Em poucos dias no comando interino da Prefeitura de Macapá, Pedro DaLua (União Brasil) anunciou medidas de impacto direto na folha de pagamento de servidores que levantam alerta sobre o equilíbrio das contas municipais.
Na segunda-feira, 23, DaLua anunciou reajuste linear de 15% para os profissionais da Educação e protocolou o projeto na Câmara Municipal para votação na quinta-feira, 26. A proposta também cita um reajuste de 12% para demais categorias do serviço público.
Sem previsão orçamentária clara
O anúncio foi feito durante mobilização de professores em frente ao Palácio Laurindo Banha/Palácio Janary Nunes e encerrou a paralisação da categoria.

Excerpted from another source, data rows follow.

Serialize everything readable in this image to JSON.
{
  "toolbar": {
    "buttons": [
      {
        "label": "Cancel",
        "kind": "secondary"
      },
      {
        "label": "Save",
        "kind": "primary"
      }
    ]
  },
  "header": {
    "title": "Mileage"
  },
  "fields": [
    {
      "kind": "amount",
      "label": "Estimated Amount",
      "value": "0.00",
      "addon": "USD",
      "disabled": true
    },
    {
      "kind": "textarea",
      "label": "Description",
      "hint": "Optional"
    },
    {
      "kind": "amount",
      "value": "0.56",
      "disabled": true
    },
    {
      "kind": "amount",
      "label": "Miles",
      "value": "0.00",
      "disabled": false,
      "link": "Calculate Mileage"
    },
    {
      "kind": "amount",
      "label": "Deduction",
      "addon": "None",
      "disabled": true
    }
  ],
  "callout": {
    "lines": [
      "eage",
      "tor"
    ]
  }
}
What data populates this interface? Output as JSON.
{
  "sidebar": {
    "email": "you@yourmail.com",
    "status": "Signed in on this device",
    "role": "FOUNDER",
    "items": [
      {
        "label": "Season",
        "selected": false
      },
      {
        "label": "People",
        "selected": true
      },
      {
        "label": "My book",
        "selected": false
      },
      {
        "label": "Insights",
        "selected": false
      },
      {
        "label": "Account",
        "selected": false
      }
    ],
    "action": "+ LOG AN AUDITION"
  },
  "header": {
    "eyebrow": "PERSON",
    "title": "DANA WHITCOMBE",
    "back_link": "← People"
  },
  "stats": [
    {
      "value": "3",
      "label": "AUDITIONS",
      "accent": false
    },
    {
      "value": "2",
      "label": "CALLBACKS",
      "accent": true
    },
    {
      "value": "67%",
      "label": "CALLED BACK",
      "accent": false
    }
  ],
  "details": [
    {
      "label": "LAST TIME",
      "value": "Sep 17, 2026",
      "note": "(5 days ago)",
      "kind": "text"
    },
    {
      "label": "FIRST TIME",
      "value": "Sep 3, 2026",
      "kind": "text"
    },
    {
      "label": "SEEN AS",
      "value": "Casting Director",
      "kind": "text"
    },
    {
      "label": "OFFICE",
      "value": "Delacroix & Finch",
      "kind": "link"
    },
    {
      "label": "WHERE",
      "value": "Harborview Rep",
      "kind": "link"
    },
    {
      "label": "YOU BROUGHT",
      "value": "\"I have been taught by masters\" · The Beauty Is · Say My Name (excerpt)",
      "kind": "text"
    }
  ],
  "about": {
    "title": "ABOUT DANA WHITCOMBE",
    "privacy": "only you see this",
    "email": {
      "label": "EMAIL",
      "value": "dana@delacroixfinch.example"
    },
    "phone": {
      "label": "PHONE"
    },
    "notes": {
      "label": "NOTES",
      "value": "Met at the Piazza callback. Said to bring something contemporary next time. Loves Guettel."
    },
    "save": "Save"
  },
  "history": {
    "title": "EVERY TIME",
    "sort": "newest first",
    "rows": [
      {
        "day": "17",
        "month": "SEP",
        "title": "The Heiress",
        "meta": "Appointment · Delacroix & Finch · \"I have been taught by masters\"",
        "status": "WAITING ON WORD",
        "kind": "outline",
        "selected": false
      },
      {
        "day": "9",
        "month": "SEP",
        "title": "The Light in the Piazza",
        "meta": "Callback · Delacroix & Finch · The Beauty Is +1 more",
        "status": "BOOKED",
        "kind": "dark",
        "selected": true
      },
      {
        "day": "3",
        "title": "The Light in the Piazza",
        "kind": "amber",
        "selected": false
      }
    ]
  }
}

A medida foi lançada sem demonstração de estudo de impacto financeiro — o que pode comprometer o caixa da prefeitura e gerar atrasos de salários e de serviços essenciais.
Comparação com a gestão anterior
Nos últimos anos, Dr. Furlan (PSD) vinha garantindo reajustes sem atrasar pagamentos de nenhuma categoria. O contraste aponta para “irresponsabilidade fiscal” e risco de colapso nas finanças — especialmente em um cenário de gestão temporária.
A ofensiva na folha ocorre no mesmo período em que veio à tona áudio atribuído ao senador Davi Alcolumbre (União Brasil) com DaLua, no qual o prefeito interino promete abrir duas CPIs contra Furlan e cita orientação do governador Clécio Luís para “atacar na MacapaPrev”. O pano de fundo inclui o escândalo dos R$ 400 milhões da AMPREV aplicados em papéis ligados ao Banco Master, liquidado pelo Banco Central.